28 Şubat’ın bizzat üzerinden geçerek yok etmeye çalıştığı Müslümanların ise darbeye ve darbecilere karşı bakışında ciddi bir sorgulama ve yargılama görünmüyor.On yıldır darbe ortamı sürekli gerilmek ve yayılmak istenerek toplumun adalet ve ahlak duyguları törpülenirken darbeye maruz kalmış müslümanların yemeğin hangi elle yeneceğine kafa yormaları darbecileri keyiflendirmek ve sevindirmekten başka bir işe yaramıyor.

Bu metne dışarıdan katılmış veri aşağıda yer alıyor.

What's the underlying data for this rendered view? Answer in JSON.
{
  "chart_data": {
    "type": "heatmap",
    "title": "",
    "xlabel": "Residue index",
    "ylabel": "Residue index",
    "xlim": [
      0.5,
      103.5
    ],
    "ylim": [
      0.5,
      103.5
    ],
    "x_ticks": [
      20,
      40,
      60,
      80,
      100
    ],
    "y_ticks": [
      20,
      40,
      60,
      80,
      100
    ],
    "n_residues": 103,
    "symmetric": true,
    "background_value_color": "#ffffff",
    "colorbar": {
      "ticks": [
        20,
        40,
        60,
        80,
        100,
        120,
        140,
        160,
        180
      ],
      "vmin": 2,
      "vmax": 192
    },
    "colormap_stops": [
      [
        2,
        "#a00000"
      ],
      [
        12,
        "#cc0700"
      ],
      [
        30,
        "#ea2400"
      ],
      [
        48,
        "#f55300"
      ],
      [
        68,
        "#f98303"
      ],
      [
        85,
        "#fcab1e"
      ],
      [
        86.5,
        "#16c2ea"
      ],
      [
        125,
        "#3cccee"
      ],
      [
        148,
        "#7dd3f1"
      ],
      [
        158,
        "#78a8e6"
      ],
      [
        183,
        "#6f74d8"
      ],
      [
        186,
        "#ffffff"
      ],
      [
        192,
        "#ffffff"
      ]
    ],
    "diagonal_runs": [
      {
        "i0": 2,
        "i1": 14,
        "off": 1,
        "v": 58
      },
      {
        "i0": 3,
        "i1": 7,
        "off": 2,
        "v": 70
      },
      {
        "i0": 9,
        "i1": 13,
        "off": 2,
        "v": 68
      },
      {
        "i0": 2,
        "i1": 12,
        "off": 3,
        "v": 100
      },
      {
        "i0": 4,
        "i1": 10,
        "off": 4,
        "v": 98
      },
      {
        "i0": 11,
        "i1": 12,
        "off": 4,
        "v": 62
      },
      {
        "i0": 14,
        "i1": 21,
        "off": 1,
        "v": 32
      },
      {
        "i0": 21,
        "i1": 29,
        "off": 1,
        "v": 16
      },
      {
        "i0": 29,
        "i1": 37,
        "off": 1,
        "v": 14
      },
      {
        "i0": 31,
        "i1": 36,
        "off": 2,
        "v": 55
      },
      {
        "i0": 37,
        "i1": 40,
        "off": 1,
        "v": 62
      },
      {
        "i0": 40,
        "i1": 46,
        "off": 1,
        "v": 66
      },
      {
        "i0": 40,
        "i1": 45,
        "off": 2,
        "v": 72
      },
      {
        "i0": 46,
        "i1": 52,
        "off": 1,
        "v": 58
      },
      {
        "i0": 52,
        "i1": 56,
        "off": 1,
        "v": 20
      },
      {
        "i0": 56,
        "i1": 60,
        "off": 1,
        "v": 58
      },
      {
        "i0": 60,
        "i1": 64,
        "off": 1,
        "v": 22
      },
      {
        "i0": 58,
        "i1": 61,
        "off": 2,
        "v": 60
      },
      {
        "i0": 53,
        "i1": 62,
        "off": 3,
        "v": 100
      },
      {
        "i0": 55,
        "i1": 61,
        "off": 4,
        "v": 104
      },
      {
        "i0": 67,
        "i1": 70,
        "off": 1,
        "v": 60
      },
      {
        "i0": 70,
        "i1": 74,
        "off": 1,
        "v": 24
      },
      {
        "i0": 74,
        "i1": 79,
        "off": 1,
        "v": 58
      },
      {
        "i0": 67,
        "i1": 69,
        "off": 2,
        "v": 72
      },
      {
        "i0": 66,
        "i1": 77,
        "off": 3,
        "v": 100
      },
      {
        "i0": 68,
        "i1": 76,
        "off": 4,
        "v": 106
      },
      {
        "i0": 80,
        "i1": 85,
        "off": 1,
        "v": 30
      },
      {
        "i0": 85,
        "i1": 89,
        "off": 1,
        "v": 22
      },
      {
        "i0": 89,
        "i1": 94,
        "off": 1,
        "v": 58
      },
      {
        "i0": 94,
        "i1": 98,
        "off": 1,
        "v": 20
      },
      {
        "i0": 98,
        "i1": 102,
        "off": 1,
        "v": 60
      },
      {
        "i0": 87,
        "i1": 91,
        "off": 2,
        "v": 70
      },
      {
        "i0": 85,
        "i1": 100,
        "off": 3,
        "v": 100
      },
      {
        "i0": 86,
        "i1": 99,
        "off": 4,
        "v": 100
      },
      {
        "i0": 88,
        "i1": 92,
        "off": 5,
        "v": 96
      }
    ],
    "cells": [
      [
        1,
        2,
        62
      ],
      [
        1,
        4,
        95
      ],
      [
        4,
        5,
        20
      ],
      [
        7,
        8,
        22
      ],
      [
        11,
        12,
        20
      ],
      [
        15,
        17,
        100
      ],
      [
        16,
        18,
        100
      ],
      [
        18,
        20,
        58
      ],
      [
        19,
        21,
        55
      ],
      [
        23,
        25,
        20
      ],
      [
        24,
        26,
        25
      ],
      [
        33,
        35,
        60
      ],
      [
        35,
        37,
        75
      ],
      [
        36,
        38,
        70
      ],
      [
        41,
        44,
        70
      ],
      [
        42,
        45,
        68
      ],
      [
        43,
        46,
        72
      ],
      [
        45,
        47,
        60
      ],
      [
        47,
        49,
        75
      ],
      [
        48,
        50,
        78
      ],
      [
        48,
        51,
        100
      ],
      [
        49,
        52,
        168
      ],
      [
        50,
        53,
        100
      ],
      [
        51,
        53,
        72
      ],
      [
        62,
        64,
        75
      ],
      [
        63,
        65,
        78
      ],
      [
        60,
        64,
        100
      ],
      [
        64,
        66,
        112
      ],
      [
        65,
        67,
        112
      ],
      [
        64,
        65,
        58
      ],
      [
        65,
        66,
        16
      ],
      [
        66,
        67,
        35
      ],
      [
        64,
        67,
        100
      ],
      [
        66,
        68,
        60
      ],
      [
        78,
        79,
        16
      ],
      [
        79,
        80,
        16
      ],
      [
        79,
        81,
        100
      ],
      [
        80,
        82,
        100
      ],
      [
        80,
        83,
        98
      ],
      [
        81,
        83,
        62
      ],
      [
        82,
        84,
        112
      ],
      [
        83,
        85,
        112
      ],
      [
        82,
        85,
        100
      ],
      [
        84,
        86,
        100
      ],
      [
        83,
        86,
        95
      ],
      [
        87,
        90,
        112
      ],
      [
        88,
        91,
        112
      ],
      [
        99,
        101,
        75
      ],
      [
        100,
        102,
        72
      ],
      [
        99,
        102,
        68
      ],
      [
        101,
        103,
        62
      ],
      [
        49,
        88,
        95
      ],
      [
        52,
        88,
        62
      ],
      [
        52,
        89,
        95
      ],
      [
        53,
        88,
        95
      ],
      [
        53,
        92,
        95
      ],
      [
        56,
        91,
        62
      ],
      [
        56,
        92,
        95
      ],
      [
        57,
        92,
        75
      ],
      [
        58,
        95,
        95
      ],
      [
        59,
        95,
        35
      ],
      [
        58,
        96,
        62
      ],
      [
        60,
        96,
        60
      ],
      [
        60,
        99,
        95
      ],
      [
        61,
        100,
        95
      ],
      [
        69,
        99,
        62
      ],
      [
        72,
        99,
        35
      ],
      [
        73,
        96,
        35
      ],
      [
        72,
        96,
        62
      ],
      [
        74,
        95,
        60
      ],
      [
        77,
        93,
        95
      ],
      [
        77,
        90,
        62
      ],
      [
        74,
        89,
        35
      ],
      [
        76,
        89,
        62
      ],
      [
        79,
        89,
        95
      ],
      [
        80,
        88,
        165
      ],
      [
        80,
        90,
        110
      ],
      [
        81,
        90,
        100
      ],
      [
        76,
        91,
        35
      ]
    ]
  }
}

Müslümanlar bu tür tali gündemleri bırakıp en acil gündem olan darbecilere ve darbeci zihniyete karşı direnmeye ve direnişin yayılmasına kafa yormaları daha verimli ve üretken bir yapıyı da beraberinde getirecektir.
Her defasında darbelerle kendisini yenileyip en son 28 Şubattaki post modern darbeyle halkı baskı altında tutan oligarşik darbeci sistemi uyarmak onları bu huylarından vaz geçmeye çağırmak gerekiyor.